Masjid Al Azhom, Kota Tangerang (ANTARA FOTO/Fauzan)
Setiap pengurus rumah ibadah mengajukan permohonan surat keterangan bahwa kawasan atau lingkungan rumah ibadahnya aman dari COVID-19. Permohonan itu secara berjenjang kepada Ketua Gugus Kecamatan/Kabupaten/Kota/Provinsi sesuai tingkatan rumah ibadah.
“Poin E dalam Surat Edaran Menteri Agama, bahwa setiap rumah ibadah bukan hanya dapat rekomendasi kecamatan, tapi juga ada surat dari puskesmas," tuturnya.
Persetujuan camat dan puskemas tersebut diperlukan karena harus diukur tingkat kasus COVID-19 di wilayah tempat ibadah berdiri.
"Pasti begitu, karena melihat tingkat COVID-19. Apakah sangat mengkhawatirkan, berbahaya, aman, bisa dikendalikan, dan lain sebagainya," terangnya.

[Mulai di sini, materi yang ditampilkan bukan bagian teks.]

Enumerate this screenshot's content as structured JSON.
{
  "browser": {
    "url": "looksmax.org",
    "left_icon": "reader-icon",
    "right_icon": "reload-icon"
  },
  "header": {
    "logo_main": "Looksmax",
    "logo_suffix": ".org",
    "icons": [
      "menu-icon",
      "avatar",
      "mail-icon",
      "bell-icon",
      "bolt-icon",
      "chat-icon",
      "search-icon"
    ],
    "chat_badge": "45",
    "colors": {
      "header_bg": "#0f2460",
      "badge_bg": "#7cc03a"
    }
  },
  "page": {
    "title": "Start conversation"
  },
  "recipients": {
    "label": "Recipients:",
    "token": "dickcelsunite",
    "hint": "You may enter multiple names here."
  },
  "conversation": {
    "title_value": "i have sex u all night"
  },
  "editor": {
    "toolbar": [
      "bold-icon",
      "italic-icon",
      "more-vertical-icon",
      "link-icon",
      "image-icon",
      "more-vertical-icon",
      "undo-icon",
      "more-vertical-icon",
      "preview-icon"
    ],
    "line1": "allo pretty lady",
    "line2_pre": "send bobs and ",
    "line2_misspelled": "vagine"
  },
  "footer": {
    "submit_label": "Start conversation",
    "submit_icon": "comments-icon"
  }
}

Saat ini, sudah ada puluhan masjid yang telah mengajukan permohonan pembukaan tempat ibadah tersebut.
"Sudah di atas 20 pengurus masjid yang menghubungi saya. Arahan dari Ibu Wali Kota, saya diminta berkoordinasi dengan pihak kecamatan dan Puskesmas. Nanti pihak kecamatan dan lurah yang memprosesnya,” katanya.